Inflation, the Federal Reserve’s main battle, “remains well above” the 2.0 percent target and it will take time to sustainably get it back on track, its President Jerome Powell warned during a conference. Press release on Wednesday following the meeting.
According to the Fed’s favored PCE index, it stabilized at an annual rate of 3.4% in September.
Jerome Powell did not rule out the possibility of another hike at the next meeting, but noted that no decision had been made at this point.
But “the full impact” of the eleven tariff increases implemented since March 2022 “has yet to be felt,” which could take a long time, he emphasized.
Unconvincing
Especially since the rise in long-term bond interest rates, if “sustained,” could have an impact on the Fed’s monetary policy, he warned.
Following this status quo on interest rates, Wall Street closed significantly higher on Wednesday.
Jerome Powell “tried to leave an option (of a rate hike) open, but he didn’t seem very convincing,” pointed out Edward Moya, an analyst at Oanda.
“It is clear that the Fed does not know when we will feel the full impact of its tightening cycle,” he added.
The Fed President, however, assured that the institution is “not at all” thinking about lowering its interest rates at this point.

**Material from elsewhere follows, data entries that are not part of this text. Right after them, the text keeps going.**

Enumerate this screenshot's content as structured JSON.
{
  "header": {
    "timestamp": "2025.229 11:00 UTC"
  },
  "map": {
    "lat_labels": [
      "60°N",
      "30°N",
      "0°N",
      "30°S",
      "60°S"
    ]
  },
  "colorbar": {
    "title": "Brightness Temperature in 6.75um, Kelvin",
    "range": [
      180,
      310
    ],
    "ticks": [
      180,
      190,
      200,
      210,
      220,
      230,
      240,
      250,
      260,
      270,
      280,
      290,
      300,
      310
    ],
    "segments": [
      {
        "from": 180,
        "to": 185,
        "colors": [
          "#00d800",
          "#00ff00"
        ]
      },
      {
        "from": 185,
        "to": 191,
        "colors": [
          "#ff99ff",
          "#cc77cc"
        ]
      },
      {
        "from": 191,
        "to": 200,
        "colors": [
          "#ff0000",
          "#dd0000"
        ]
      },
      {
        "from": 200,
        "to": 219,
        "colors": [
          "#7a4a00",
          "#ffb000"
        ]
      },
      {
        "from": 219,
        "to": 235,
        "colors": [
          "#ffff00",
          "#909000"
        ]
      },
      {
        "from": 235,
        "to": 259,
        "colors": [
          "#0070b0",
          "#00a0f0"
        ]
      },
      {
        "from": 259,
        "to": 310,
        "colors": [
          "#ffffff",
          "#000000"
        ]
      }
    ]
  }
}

The American economy is actually much stronger than expected, he continued.
Growth jumped in the third quarter, doubling to 4.9% annually.
At the same time, unemployment remains low at 3.8% in September and there are persistent labor shortages in several key sectors. The figures for October will be published on Friday.
The labor market, which has faced significant labor shortages for more than two years, has recently seen an influx of new workers “due to both (increased) labor force participation and immigration,” explained Jerome Powell.
This labor contribution represents “a significant gain” and “really helps the economy.” This partly explains why GDP (gross domestic product) is so high,” he added.
Clouds
But even though the American economy appears stronger than ever, even though a slight recession was expected at the beginning of the year, there are clouds on the horizon, both nationally and globally.
The war between Israel and Hamas, which began on October 7, could actually lead to a rise in oil prices, especially if it spread to other countries in the region.
The World Bank estimated Monday that in the event of a widespread conflict in the Middle East, oil prices could exceed $155, an unprecedented level.
Such an increase in energy prices would directly lead to an increase in raw material prices, with the risk that inflation would ultimately rise again.
And at the national level, in the United States, the election of a “speaker” in the House of Representatives, Mike Johnson, allows, after a three-week delay within the Republican Party, to consider a vote on the 2024 federal budget.
But it’s a safe bet that the standoff between Republicans and Democrats will begin again as the federal deficit skyrockets. There are only two weeks left to reach an agreement and prevent the state from being paralyzed.